La parola hacker è ormai ricorrente nella politica italiana: diversi siti di partiti e politici hanno subito attacchi e intrusioni, ieri (8 febbraio 2018) sono stati hackerati il sito e il profilo Facebook del segretario della Lega Matteo Salvini.
Hacker, una parola ambigua
Nell’uso comune hacker ha connotazioni negative: è il pirata informatico che penetra abusivamente in un sistema per accedere a dati riservati o per sabotarlo, ad es. rendendo un sito inaccessibile o sostituendone il contenuto (cfr. defacing, letteralmente “sfregiare, sfigurare”).
In ambito informatico hacker ha connotazioni neutre e implica particolari conoscenze e abilità tecniche. Nell’accezione originaria escludeva chi agisce con intenti malevoli, che invece è un cracker – dettagli in Hacking e hackeraggio.
Per evitare ambiguità, al sostantivo hacker ora viene spesso associato un aggettivo o una descrizione che indica esplicitamente intenzioni e motivazioni per aggirare i sistemi di protezione di un sistema e accedervi senza autorizzazione.
Dai cowboy agli hacker, il cappello fa la differenza!
In inglese generalmente si distingue tra white hat [hacker], chi viola i sistemi per testarli e individuare le vulnerabilità, e black hat [hacker], chi invece opera con intento malevolo.
È una metafora che rimanda ai primi film western americani, dove per convenzione i buoni indossavano un cappello bianco e i cattivi un cappello nero.
In italiano vengono spesso usate le descrizioni inglesi, che però sono trasparenti solo se se ne conosce già il significato. In pratica equivalgono al classico buoni e cattivi.
Hacker etico
Gli hacker “buoni” (white hat) sono conosciuti come hacker etici. È una traduzione letterale di ethical hacker che non mi convince perché in italiano si associa l’aggettivo etico a nomi astratti come ad es. comportamento, atteggiamento, codice, valore, principio, contenuto ma non a persone.
Si tratta però di un calco così diffuso che ormai non è più criticabile.

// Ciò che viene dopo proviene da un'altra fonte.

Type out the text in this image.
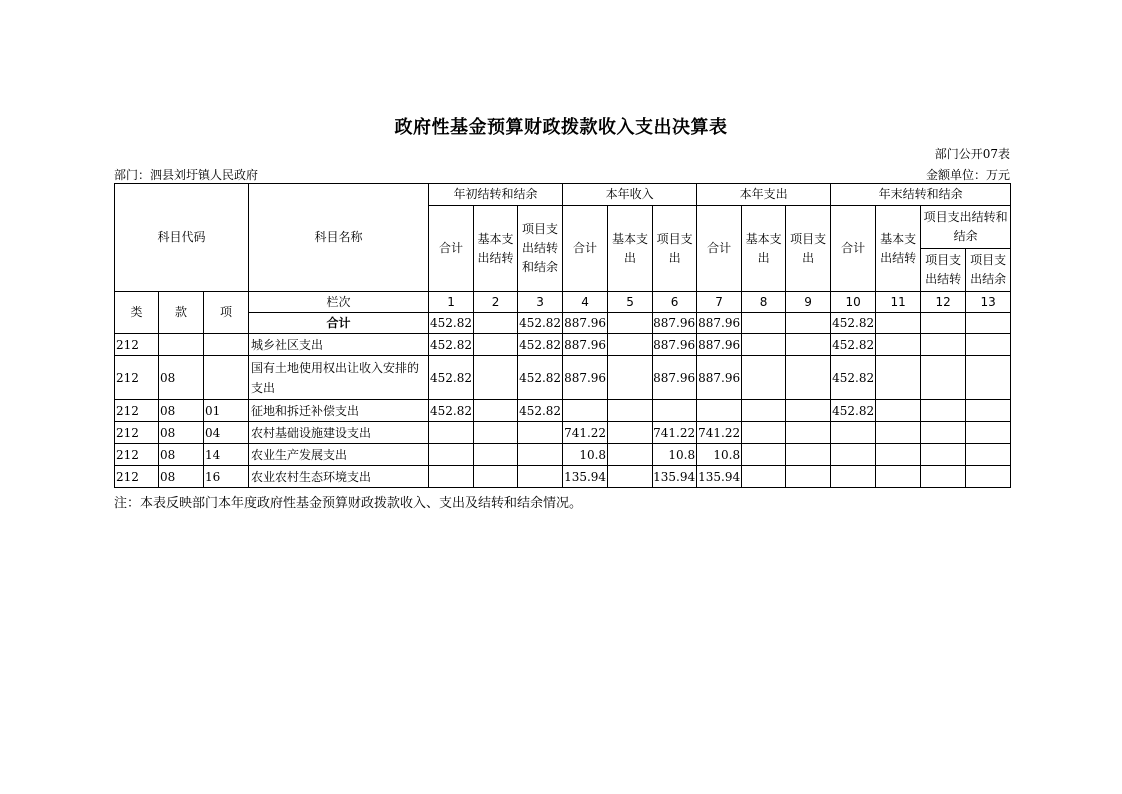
政府性基金预算财政拨款收入支出决算表
部门公开07表
部门：泗县刘圩镇人民政府	金额单位：万元
科目代码			科目名称	年初结转和结余			本年收入			本年支出			年末结转和结余			
				合计	基本支出结转	项目支出结转和结余	合计	基本支出	项目支出	合计	基本支出	项目支出	合计	基本支出结转	项目支出结转和结余	
															项目支出结转	项目支出结余
类	款	项	栏次	1	2	3	4	5	6	7	8	9	10	11	12	13
			合计	452.82		452.82	887.96		887.96	887.96			452.82			
212			城乡社区支出	452.82		452.82	887.96		887.96	887.96			452.82			
212	08		国有土地使用权出让收入安排的支出	452.82		452.82	887.96		887.96	887.96			452.82			
212	08	01	征地和拆迁补偿支出	452.82		452.82							452.82			
212	08	04	农村基础设施建设支出				741.22		741.22	741.22						
212	08	14	农业生产发展支出				10.8		10.8	10.8						
212	08	16	农业农村生态环境支出				135.94		135.94	135.94						
注：本表反映部门本年度政府性基金预算财政拨款收入、支出及结转和结余情况。
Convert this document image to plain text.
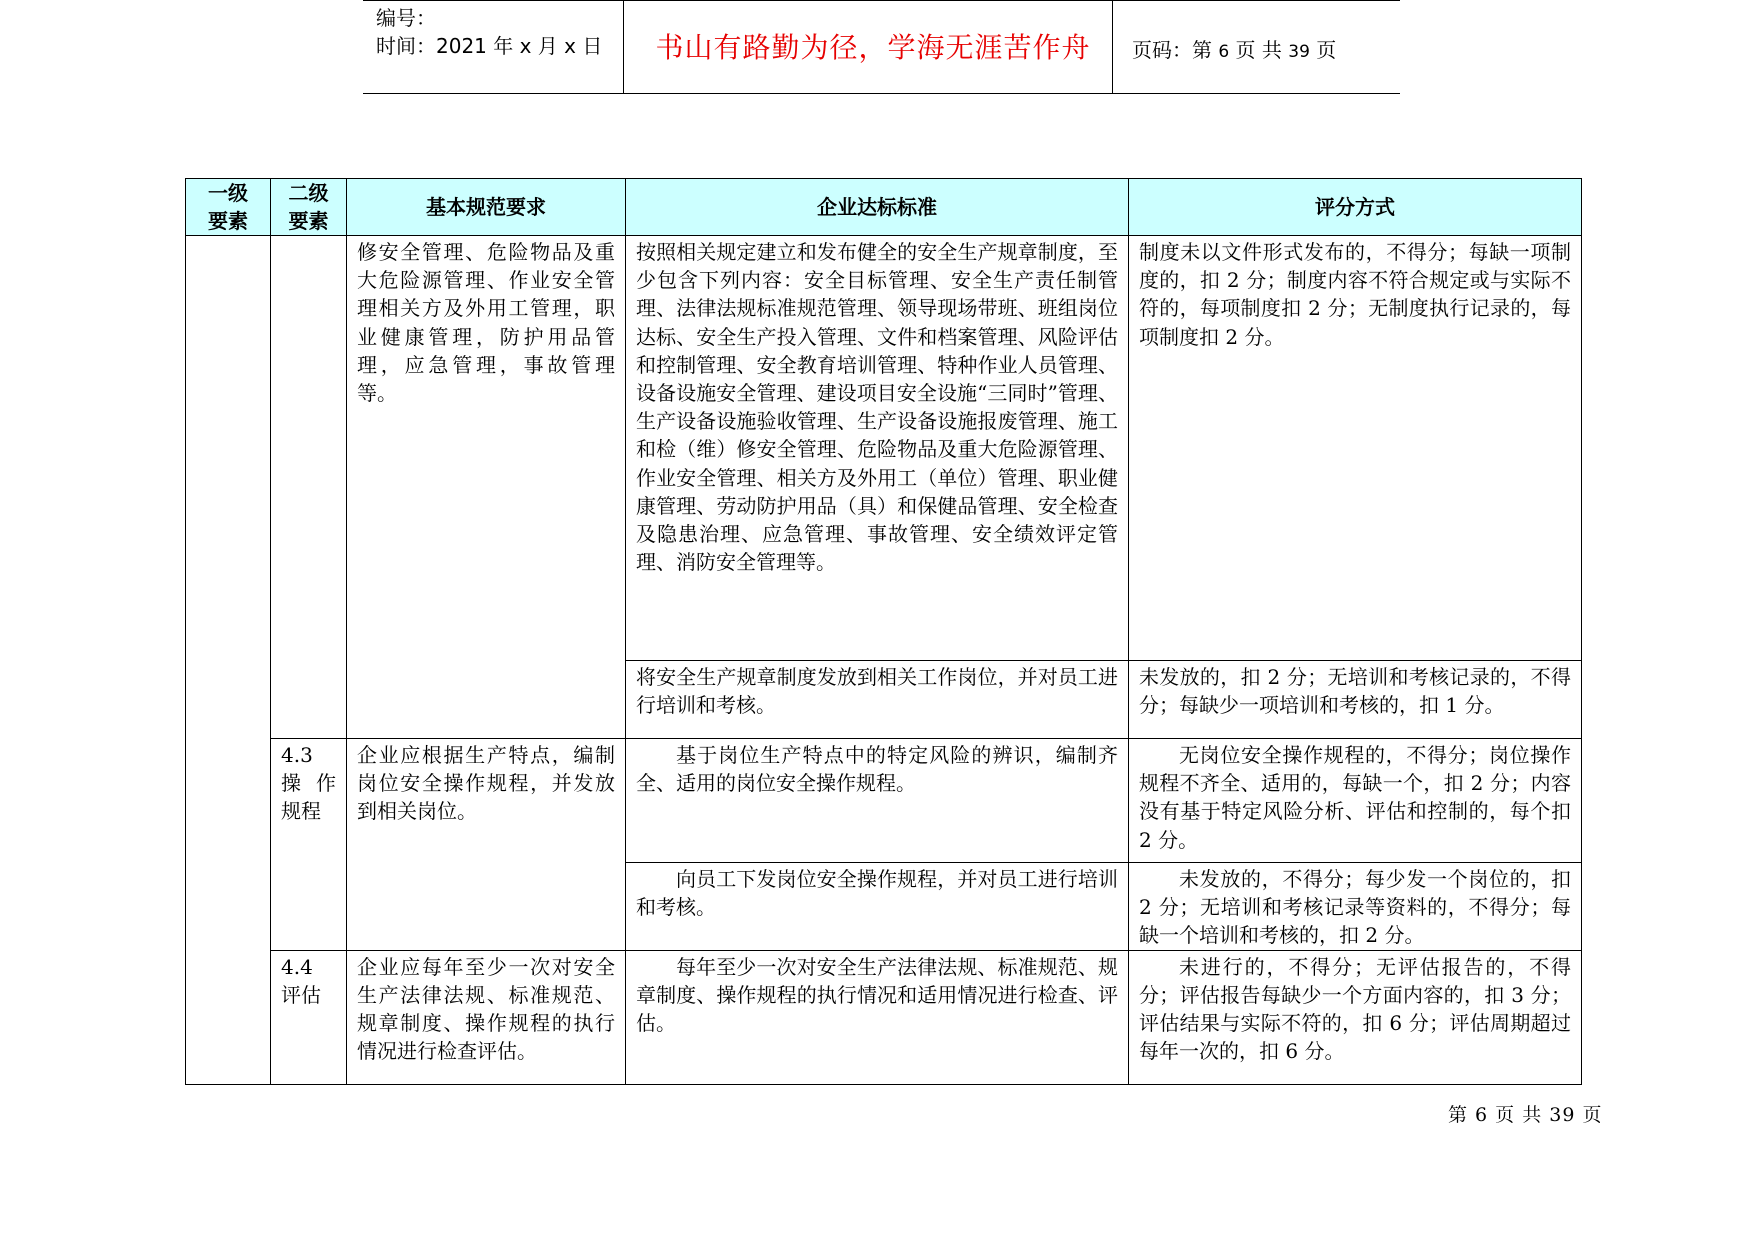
编号：
时间：2021 年 x 月 x 日	书山有路勤为径，学海无涯苦作舟	页码：第 6 页 共 39 页
一级要素	二级要素	基本规范要求	企业达标标准	评分方式
		修安全管理、危险物品及重大危险源管理、作业安全管理相关方及外用工管理，职业健康管理，防护用品管理，应急管理，事故管理等。	按照相关规定建立和发布健全的安全生产规章制度，至少包含下列内容：安全目标管理、安全生产责任制管理、法律法规标准规范管理、领导现场带班、班组岗位达标、安全生产投入管理、文件和档案管理、风险评估和控制管理、安全教育培训管理、特种作业人员管理、设备设施安全管理、建设项目安全设施“三同时”管理、生产设备设施验收管理、生产设备设施报废管理、施工和检（维）修安全管理、危险物品及重大危险源管理、作业安全管理、相关方及外用工（单位）管理、职业健康管理、劳动防护用品（具）和保健品管理、安全检查及隐患治理、应急管理、事故管理、安全绩效评定管理、消防安全管理等。	制度未以文件形式发布的，不得分；每缺一项制度的，扣 2 分；制度内容不符合规定或与实际不符的，每项制度扣 2 分；无制度执行记录的，每项制度扣 2 分。
			将安全生产规章制度发放到相关工作岗位，并对员工进行培训和考核。	未发放的，扣 2 分；无培训和考核记录的，不得分；每缺少一项培训和考核的，扣 1 分。
	4.3 操作规程	企业应根据生产特点，编制岗位安全操作规程，并发放到相关岗位。	基于岗位生产特点中的特定风险的辨识，编制齐全、适用的岗位安全操作规程。	无岗位安全操作规程的，不得分；岗位操作规程不齐全、适用的，每缺一个，扣 2 分；内容没有基于特定风险分析、评估和控制的，每个扣 2 分。
			向员工下发岗位安全操作规程，并对员工进行培训和考核。	未发放的，不得分；每少发一个岗位的，扣 2 分；无培训和考核记录等资料的，不得分；每缺一个培训和考核的，扣 2 分。
	4.4 评估	企业应每年至少一次对安全生产法律法规、标准规范、规章制度、操作规程的执行情况进行检查评估。	每年至少一次对安全生产法律法规、标准规范、规章制度、操作规程的执行情况和适用情况进行检查、评估。	未进行的，不得分；无评估报告的，不得分；评估报告每缺少一个方面内容的，扣 3 分；评估结果与实际不符的，扣 6 分；评估周期超过每年一次的，扣 6 分。
第 6 页 共 39 页
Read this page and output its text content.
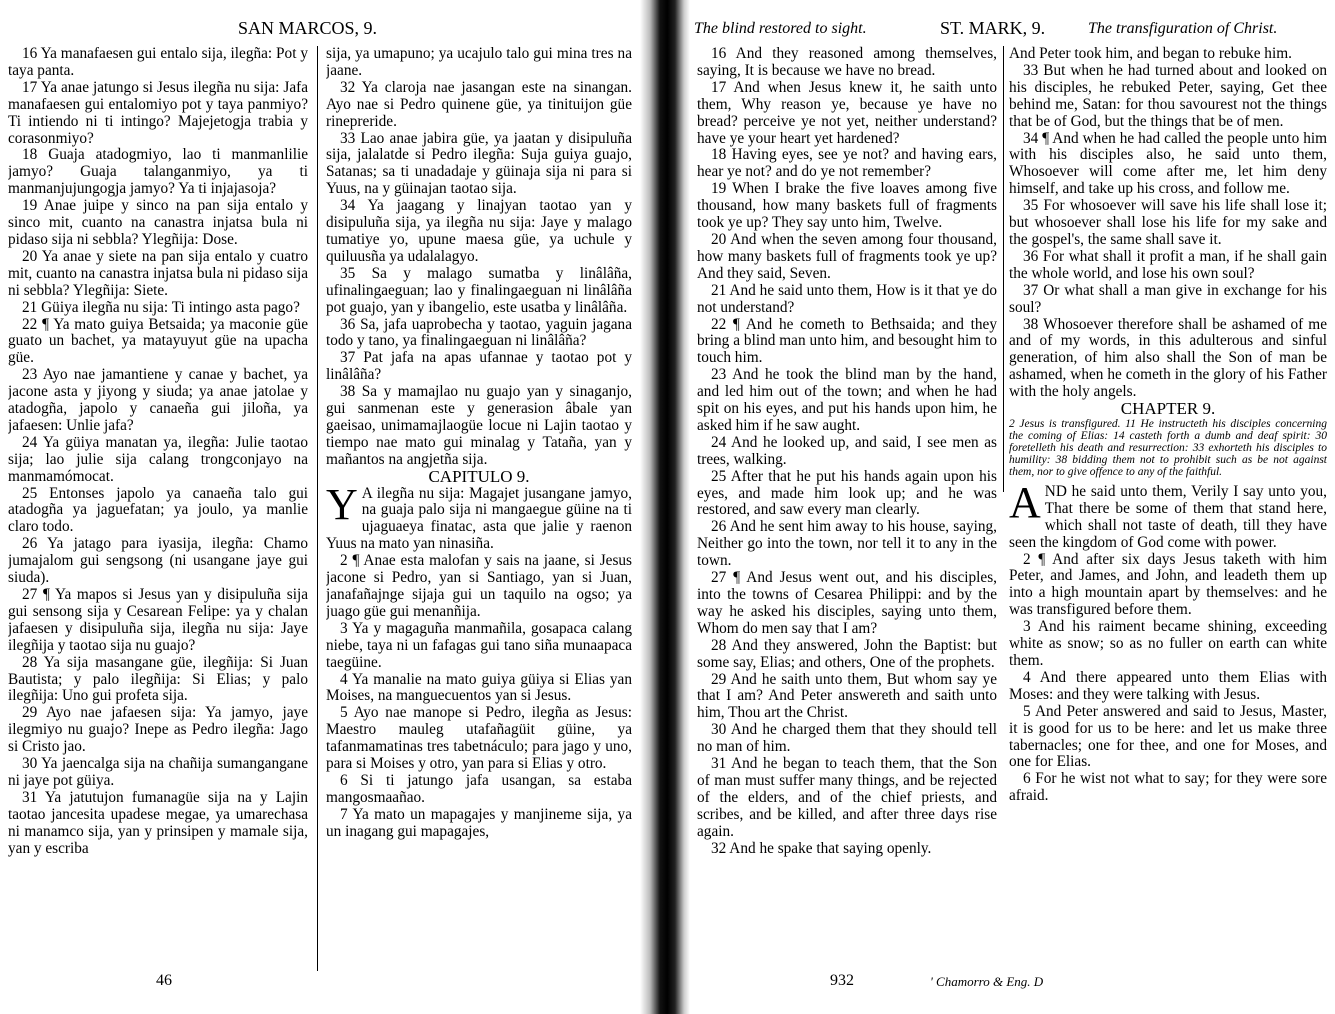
SAN MARCOS, 9.

16 Ya manafaesen gui entalo sija, ilegña: Pot y taya panta.

17 Ya anae jatungo si Jesus ilegña nu sija: Jafa manafaesen gui entalomiyo pot y taya panmiyo? Ti intiendo ni ti intingo? Majejetogja trabia y corasonmiyo?

18 Guaja atadogmiyo, lao ti manmanlilie jamyo? Guaja talanganmiyo, ya ti manmanjujungogja jamyo? Ya ti injajasoja?

19 Anae juipe y sinco na pan sija entalo y sinco mit, cuanto na canastra injatsa bula ni pidaso sija ni sebbla? Ylegñija: Dose.

20 Ya anae y siete na pan sija entalo y cuatro mit, cuanto na canastra injatsa bula ni pidaso sija ni sebbla? Ylegñija: Siete.

21 Güiya ilegña nu sija: Ti intingo asta pago?

22 ¶ Ya mato guiya Betsaida; ya maconie güe guato un bachet, ya matayuyut güe na upacha güe.

23 Ayo nae jamantiene y canae y bachet, ya jacone asta y jiyong y siuda; ya anae jatolae y atadogña, japolo y canaeña gui jiloña, ya jafaesen: Unlie jafa?

24 Ya güiya manatan ya, ilegña: Julie taotao sija; lao julie sija calang trongconjayo na manmamómocat.

25 Entonses japolo ya canaeña talo gui atadogña ya jaguefatan; ya joulo, ya manlie claro todo.

26 Ya jatago para iyasija, ilegña: Chamo jumajalom gui sengsong (ni usangane jaye gui siuda).

27 ¶ Ya mapos si Jesus yan y disipuluña sija gui sensong sija y Cesarean Felipe: ya y chalan jafaesen y disipuluña sija, ilegña nu sija: Jaye ilegñija y taotao sija nu guajo?

28 Ya sija masangane güe, ilegñija: Si Juan Bautista; y palo ilegñija: Si Elias; y palo ilegñija: Uno gui profeta sija.

29 Ayo nae jafaesen sija: Ya jamyo, jaye ilegmiyo nu guajo? Inepe as Pedro ilegña: Jago si Cristo jao.

30 Ya jaencalga sija na chañija sumangangane ni jaye pot güiya.

31 Ya jatutujon fumanagüe sija na y Lajin taotao jancesita upadese megae, ya umarechasa ni manamco sija, yan y prinsipen y mamale sija, yan y escriba

sija, ya umapuno; ya ucajulo talo gui mina tres na jaane.

32 Ya claroja nae jasangan este na sinangan. Ayo nae si Pedro quinene güe, ya tinituijon güe rinepreride.

33 Lao anae jabira güe, ya jaatan y disipuluña sija, jalalatde si Pedro ilegña: Suja guiya guajo, Satanas; sa ti unadadaje y güinaja sija ni para si Yuus, na y güinajan taotao sija.

34 Ya jaagang y linajyan taotao yan y disipuluña sija, ya ilegña nu sija: Jaye y malago tumatiye yo, upune maesa güe, ya uchule y quiluusña ya udalalagyo.

35 Sa y malago sumatba y linâlâña, ufinalingaeguan; lao y finalingaeguan ni linâlâña pot guajo, yan y ibangelio, este usatba y linâlâña.

36 Sa, jafa uaprobecha y taotao, yaguin jagana todo y tano, ya finalingaeguan ni linâlâña?

37 Pat jafa na apas ufannae y taotao pot y linâlâña?

38 Sa y mamajlao nu guajo yan y sinaganjo, gui sanmenan este y generasion âbale yan gaeisao, unimamajlaogüe locue ni Lajin taotao y tiempo nae mato gui minalag y Tataña, yan y mañantos na angjetña sija.

CAPITULO 9.

Y A ilegña nu sija: Magajet jusangane jamyo, na guaja palo sija ni mangaegue güine na ti ujaguaeya finatac, asta que jalie y raenon Yuus na mato yan ninasiña.

2 ¶ Anae esta malofan y sais na jaane, si Jesus jacone si Pedro, yan si Santiago, yan si Juan, janafañajnge sijaja gui un taquilo na ogso; ya juago güe gui menanñija.

3 Ya y magaguña manmañila, gosapaca calang niebe, taya ni un fafagas gui tano siña munaapaca taegüine.

4 Ya manalie na mato guiya güiya si Elias yan Moises, na manguecuentos yan si Jesus.

5 Ayo nae manope si Pedro, ilegña as Jesus: Maestro mauleg utafañagüit güine, ya tafanmamatinas tres tabetnáculo; para jago y uno, para si Moises y otro, yan para si Elias y otro.

6 Si ti jatungo jafa usangan, sa estaba mangosmaañao.

7 Ya mato un mapagajes y manjineme sija, ya un inagang gui mapagajes,

46
The blind restored to sight.	ST. MARK, 9.	The transfiguration of Christ.

16 And they reasoned among themselves, saying, It is because we have no bread.

17 And when Jesus knew it, he saith unto them, Why reason ye, because ye have no bread? perceive ye not yet, neither understand? have ye your heart yet hardened?

18 Having eyes, see ye not? and having ears, hear ye not? and do ye not remember?

19 When I brake the five loaves among five thousand, how many baskets full of fragments took ye up? They say unto him, Twelve.

20 And when the seven among four thousand, how many baskets full of fragments took ye up? And they said, Seven.

21 And he said unto them, How is it that ye do not understand?

22 ¶ And he cometh to Bethsaida; and they bring a blind man unto him, and besought him to touch him.

23 And he took the blind man by the hand, and led him out of the town; and when he had spit on his eyes, and put his hands upon him, he asked him if he saw aught.

24 And he looked up, and said, I see men as trees, walking.

25 After that he put his hands again upon his eyes, and made him look up; and he was restored, and saw every man clearly.

26 And he sent him away to his house, saying, Neither go into the town, nor tell it to any in the town.

27 ¶ And Jesus went out, and his disciples, into the towns of Cesarea Philippi: and by the way he asked his disciples, saying unto them, Whom do men say that I am?

28 And they answered, John the Baptist: but some say, Elias; and others, One of the prophets.

29 And he saith unto them, But whom say ye that I am? And Peter answereth and saith unto him, Thou art the Christ.

30 And he charged them that they should tell no man of him.

31 And he began to teach them, that the Son of man must suffer many things, and be rejected of the elders, and of the chief priests, and scribes, and be killed, and after three days rise again.

32 And he spake that saying openly.

And Peter took him, and began to rebuke him.

33 But when he had turned about and looked on his disciples, he rebuked Peter, saying, Get thee behind me, Satan: for thou savourest not the things that be of God, but the things that be of men.

34 ¶ And when he had called the people unto him with his disciples also, he said unto them, Whosoever will come after me, let him deny himself, and take up his cross, and follow me.

35 For whosoever will save his life shall lose it; but whosoever shall lose his life for my sake and the gospel's, the same shall save it.

36 For what shall it profit a man, if he shall gain the whole world, and lose his own soul?

37 Or what shall a man give in exchange for his soul?

38 Whosoever therefore shall be ashamed of me and of my words, in this adulterous and sinful generation, of him also shall the Son of man be ashamed, when he cometh in the glory of his Father with the holy angels.

CHAPTER 9.

2 Jesus is transfigured. 11 He instructeth his disciples concerning the coming of Elias: 14 casteth forth a dumb and deaf spirit: 30 foretelleth his death and resurrection: 33 exhorteth his disciples to humility: 38 bidding them not to prohibit such as be not against them, nor to give offence to any of the faithful.

A ND he said unto them, Verily I say unto you, That there be some of them that stand here, which shall not taste of death, till they have seen the kingdom of God come with power.

2 ¶ And after six days Jesus taketh with him Peter, and James, and John, and leadeth them up into a high mountain apart by themselves: and he was transfigured before them.

3 And his raiment became shining, exceeding white as snow; so as no fuller on earth can white them.

4 And there appeared unto them Elias with Moses: and they were talking with Jesus.

5 And Peter answered and said to Jesus, Master, it is good for us to be here: and let us make three tabernacles; one for thee, and one for Moses, and one for Elias.

6 For he wist not what to say; for they were sore afraid.

932	' Chamorro & Eng. D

In inglese dà anche il nome ad alcune certificazioni professionali, come Certified Ethical Hacking (CEH).
Hacker “malizioso”? Solo se è un falso amico!
È invece inaccettabile la locuzione hacker malizioso, vista in La rivolta degli informatici contro Casaleggio e poi corretta in hacker malevolo dopo un mio tweet.
È un errore comune, un’interferenza dell’inglese causata da traduzioni letterali come software o codice o programma malizioso, dall’inglese malicious.
Sono falsi amici: in inglese malicious vuol dire malevolo, malintenzionato, che agisce con intento doloso. Se ne trova traccia anche in malware, parola macedonia formata da malicious+software.
In italiano invece malizioso descrive chi pensa male, chi agisce con furbizia oppure qualcuno o qualcosa carico di sottintesi e allusioni.
In tema, parole derivate dal verbo inglese hack:
♦ Hacking e hackeraggio
♦ Da hack, hacking, hacked… a lifehack
♦ #hackschool, hackathon e H-ACK per il MIUR
Marco B:
Il black hat si distingue dall’hacker buono anche nell’iconografia, poiche’ indossa necessariamente la felpa col cappuccio, gli occhiali neri, e digita sulla tastiera indossando un paio di guanti spessi. Quest’ultima cosa e’ segno di particolare abilita’ tecnica – provate a scrivere qualcosa con i guanti da sci e vedrete.